- Oxford Castle & Prison has reopened with new health and safety measures in line with government advice regarding COVID-19.
- Visit this 1,000-year-old castle and prison in all its glory and be transported back through the ages by costumed character guides on a one-hour tour.
- Learn all about Oxford Castle's history, from Norman castle to 16th-century prison.
- Climb one of the oldest buildings in Oxford, the St. George’s Tower, and enjoy fantastic 360° views over Oxford.
If you're looking for the most interesting castles to visit in England with your family, make sure Oxford Castle & Prison is on the top of your list! Take your kids on a trip to this ancient city and enjoy an Oxford Castle & Prison tour. On this dramatised guided tour, you will learn all about the history of Oxford and its castle through fascinating and compelling stories. Kids and adults alike will love exploring the Saxon St. George’s Tower. One of Oxford’s oldest buildings, from the top of the tower you can enjoy amazing 360° panoramic views over the whole city. If this sounds like it'll be too much for little legs, you can watch the Story of Oxford Castle video at the bottom.
Afterwards, will you be brave enough to descend deep underground into the spooky 900-year-old crypt of the tower? One of the UK’s most haunted locations, make sure you keep your eyes peeled for the Oxford Castle ghosts! There is even an exciting (or absolutely terrifying) option of spending the whole night at the castle. The sleepover package includes private hire of the castle overnight with a ghost hunt and breakfast in the morning.
Development of Oxford Castle began in 1071, and a large, partly ruined Norman medieval castle remains today. If you want to educate yourselves more about the modern history of the castle and its inmates, there’s a historical Exhibition Wing. After the tour, you will have continued access to the grounds and will be able to explore the prison cells and castle mound on your own.
If you live closer to London or just can't get enough of haunting history, the immersive London Dungeon is a brilliant alternative, especially for older kids.
What to know before you go
- Oxford Castle has implemented new rules surrounding COVID safety. They have reduced the number of people per tour from 20 to a maximum of 12 (in 3 separate household groups). Sanitiser points have been installed at regular intervals around the attraction. You are encouraged to use your contactless payment card where possible to reduce handling of cash.
- Admission to the castle is by guided tour only.

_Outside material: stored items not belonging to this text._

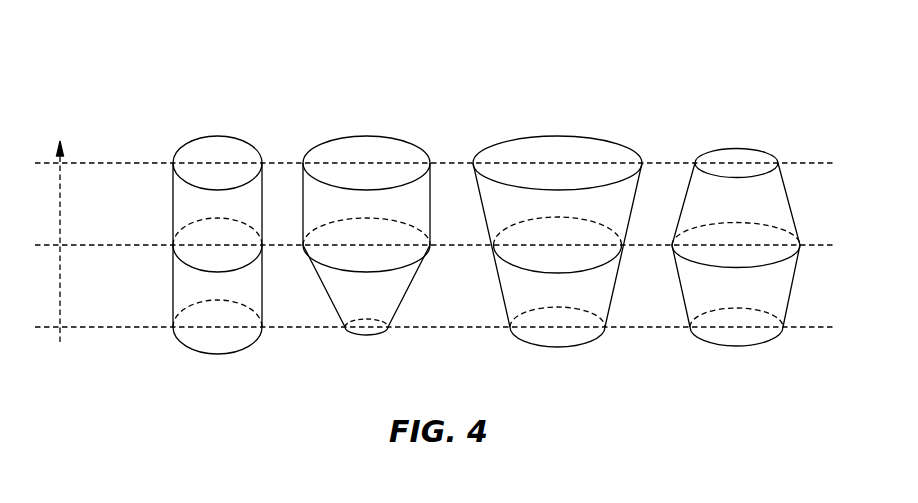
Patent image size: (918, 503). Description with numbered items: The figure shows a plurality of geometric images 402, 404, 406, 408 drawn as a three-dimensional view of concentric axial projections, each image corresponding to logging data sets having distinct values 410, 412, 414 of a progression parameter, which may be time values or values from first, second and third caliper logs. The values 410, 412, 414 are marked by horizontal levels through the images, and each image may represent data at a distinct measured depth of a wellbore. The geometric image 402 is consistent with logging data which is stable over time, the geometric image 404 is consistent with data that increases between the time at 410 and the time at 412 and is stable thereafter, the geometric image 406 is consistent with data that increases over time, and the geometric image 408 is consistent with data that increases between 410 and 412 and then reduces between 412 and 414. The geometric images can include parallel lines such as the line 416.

The geometric image 402 is at (217, 354).
The geometric image 404 is at (364, 336).
The geometric image 406 is at (557, 241).
The geometric image 408 is at (736, 348).
The progression parameter value 410 is at (147, 327).
The progression parameter value 412 is at (147, 245).
The progression parameter value 414 is at (147, 163).
The line 416 is at (565, 163).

- Typically, tours run every 20 minutes from 10am until 4.20pm.
- Tours are available in English only. Translation sheets are available in French, German, Italian, and Spanish.

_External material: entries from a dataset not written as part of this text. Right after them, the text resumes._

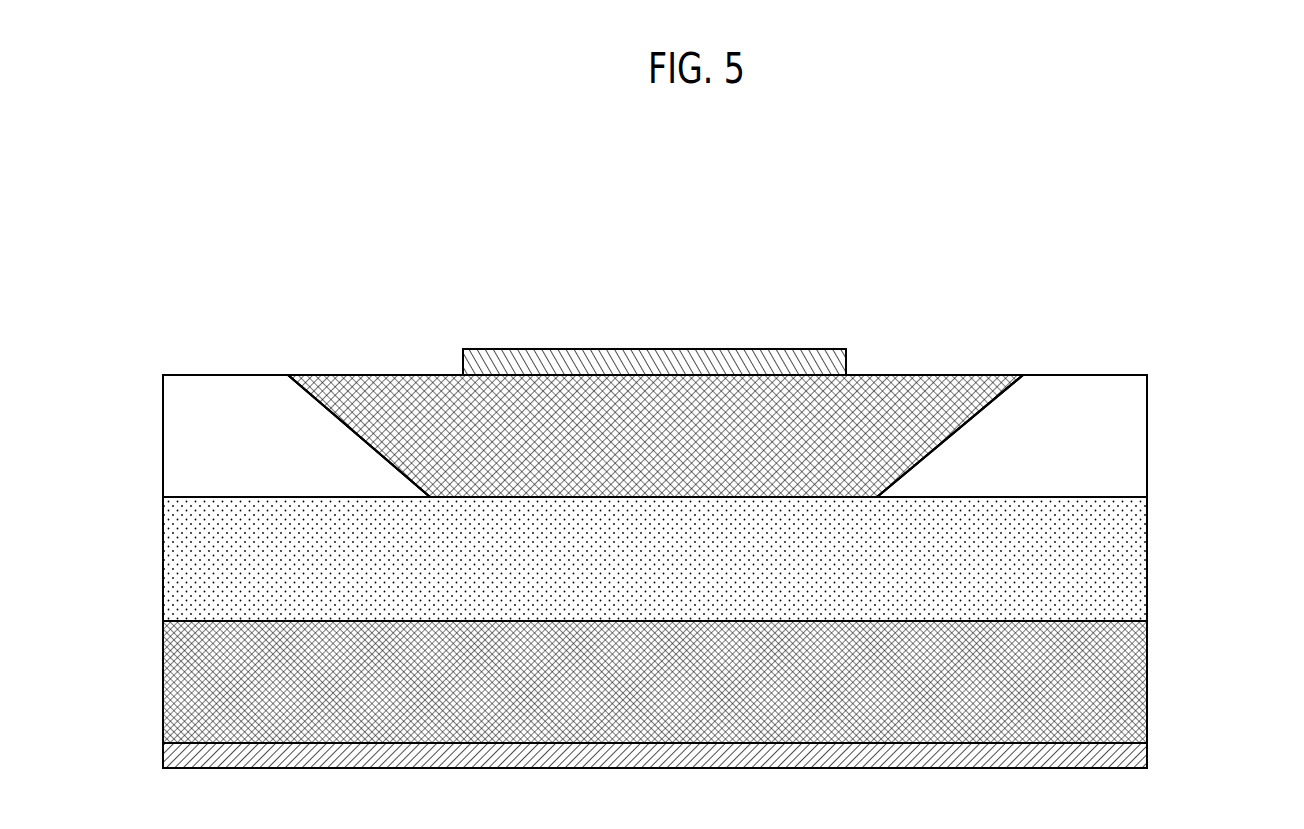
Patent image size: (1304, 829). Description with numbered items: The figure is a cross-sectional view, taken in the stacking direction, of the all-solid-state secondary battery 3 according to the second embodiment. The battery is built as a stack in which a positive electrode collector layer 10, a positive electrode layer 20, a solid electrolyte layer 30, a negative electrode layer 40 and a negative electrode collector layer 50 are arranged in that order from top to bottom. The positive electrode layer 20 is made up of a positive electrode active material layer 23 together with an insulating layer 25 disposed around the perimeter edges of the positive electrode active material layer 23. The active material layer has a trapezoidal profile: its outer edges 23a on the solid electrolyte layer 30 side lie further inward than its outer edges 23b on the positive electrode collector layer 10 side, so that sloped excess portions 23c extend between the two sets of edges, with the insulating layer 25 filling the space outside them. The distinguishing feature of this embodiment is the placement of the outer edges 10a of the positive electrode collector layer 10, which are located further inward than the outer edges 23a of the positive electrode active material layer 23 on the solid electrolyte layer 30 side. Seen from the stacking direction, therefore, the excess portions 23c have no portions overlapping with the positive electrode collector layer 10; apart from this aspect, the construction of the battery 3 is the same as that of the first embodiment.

The all-solid-state secondary battery 3 is at (695, 287).
The positive electrode collector layer 10 is at (765, 350).
The outer edges of the positive electrode collector layer 10a is at (463, 361).
The positive electrode layer 20 is at (1217, 403).
The positive electrode active material layer 23 is at (970, 397).
The outer edges of the positive electrode active material layer on the solid electro 23a is at (430, 497).
The outer edges of the positive electrode active material layer on the positive elec 23b is at (288, 377).
The excess portions 23c is at (431, 375).
The insulating layer 25 is at (1115, 443).
The solid electrolyte layer 30 is at (1120, 608).
The negative electrode layer 40 is at (1120, 692).
The negative electrode collector layer 50 is at (1122, 758).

- No dogs are permitted unless they are a Registered Guide Dog.
- Buggies that do not fit through the doors must be left at the reception where they will be looked after by the staff.
- Due to the historic nature of the castle, not all areas are accessible to wheelchairs. This includes St George’s Tower, the Mound and some prison cells.

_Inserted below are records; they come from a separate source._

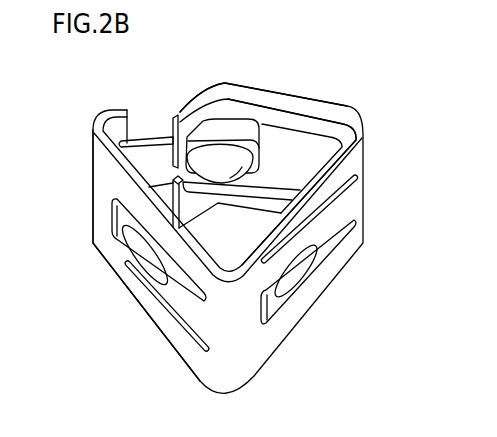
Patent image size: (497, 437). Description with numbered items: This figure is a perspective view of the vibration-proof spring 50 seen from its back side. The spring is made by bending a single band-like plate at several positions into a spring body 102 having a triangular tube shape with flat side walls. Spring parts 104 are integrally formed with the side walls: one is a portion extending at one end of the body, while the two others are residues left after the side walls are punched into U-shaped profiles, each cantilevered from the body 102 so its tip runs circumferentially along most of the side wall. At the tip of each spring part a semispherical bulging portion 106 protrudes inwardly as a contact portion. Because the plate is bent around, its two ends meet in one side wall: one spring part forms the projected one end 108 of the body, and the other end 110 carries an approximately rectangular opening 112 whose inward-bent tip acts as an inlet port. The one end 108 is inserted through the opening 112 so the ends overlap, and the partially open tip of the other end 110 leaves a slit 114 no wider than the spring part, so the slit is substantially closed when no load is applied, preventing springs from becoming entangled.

The vibration-proof spring 50 is at (333, 87).
The spring body 102 is at (97, 176).
The spring part 104 is at (153, 152).
The semispherical bulging portion 106 is at (228, 155).
The one end 108 is at (255, 139).
The other end 110 is at (228, 95).
The opening 112 is at (317, 137).
The slit 114 is at (170, 160).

- There are toilets and accessible toilets, but please note no baby-changing rooms are available.
- Luggage is not allowed on the tour. Lockers are available in the gift shop.
- Bear in mind St George’s Tower has 101 steps on a steep, narrow and winding staircase. If you are unable to climb the tower, you can watch the Story of Oxford Castle video at the bottom. Under-18s must stay with a parent or guardian and rejoin the group after. Children under 5 cannot access St. George's Tower due to health and safety regulations.
- After the hour-long tour has finished, you will be able to explore the castle at your own leisure.
- There are loads of great cafes and restaurants in Oxford. Bill’s Oxford restaurant is a 6-minute walk away from the castle and has a great kids’ menu.
- Make sure you see other Oxford attractions on your visit. The city has some wonderful museums, including the Ashmolean Museum, the Museum of Modern Art and the Museum of the history of Science. The Oxford Botanic Garden is also well worth a visit. If you are looking to do something fun with your family, the Escape Hunt in Oxford is an adrenaline-pumping escape room game.
- Oxford Castle & Prison is easily accessible by bus (routes 1, 5 and 280), train (Oxford station) and coach (Oxford Bus Station).
- From London, you can take a direct train from London Paddington to Oxford in under an hour. The Oxford Tube coach takes approximately two hours from central London.
- If you are driving, Oxford is connected to London, the M25 and the Midlands by the M40. There is direct access to Southampton, Portsmouth and Bristol via the A34 from the Oxford ring road.
- There is no on-site parking at Oxford Castle. Oxpens, Worcester Street and Gloucester Green car parks are all within a short walking distance from the castle.
- Alternatively, Oxford has five Park and Ride car parks, with buses running into the city centre. The 400 bus can drop you at Westgate, just outside the castle.
- Please follow the latest government guidelines if travelling by public transport.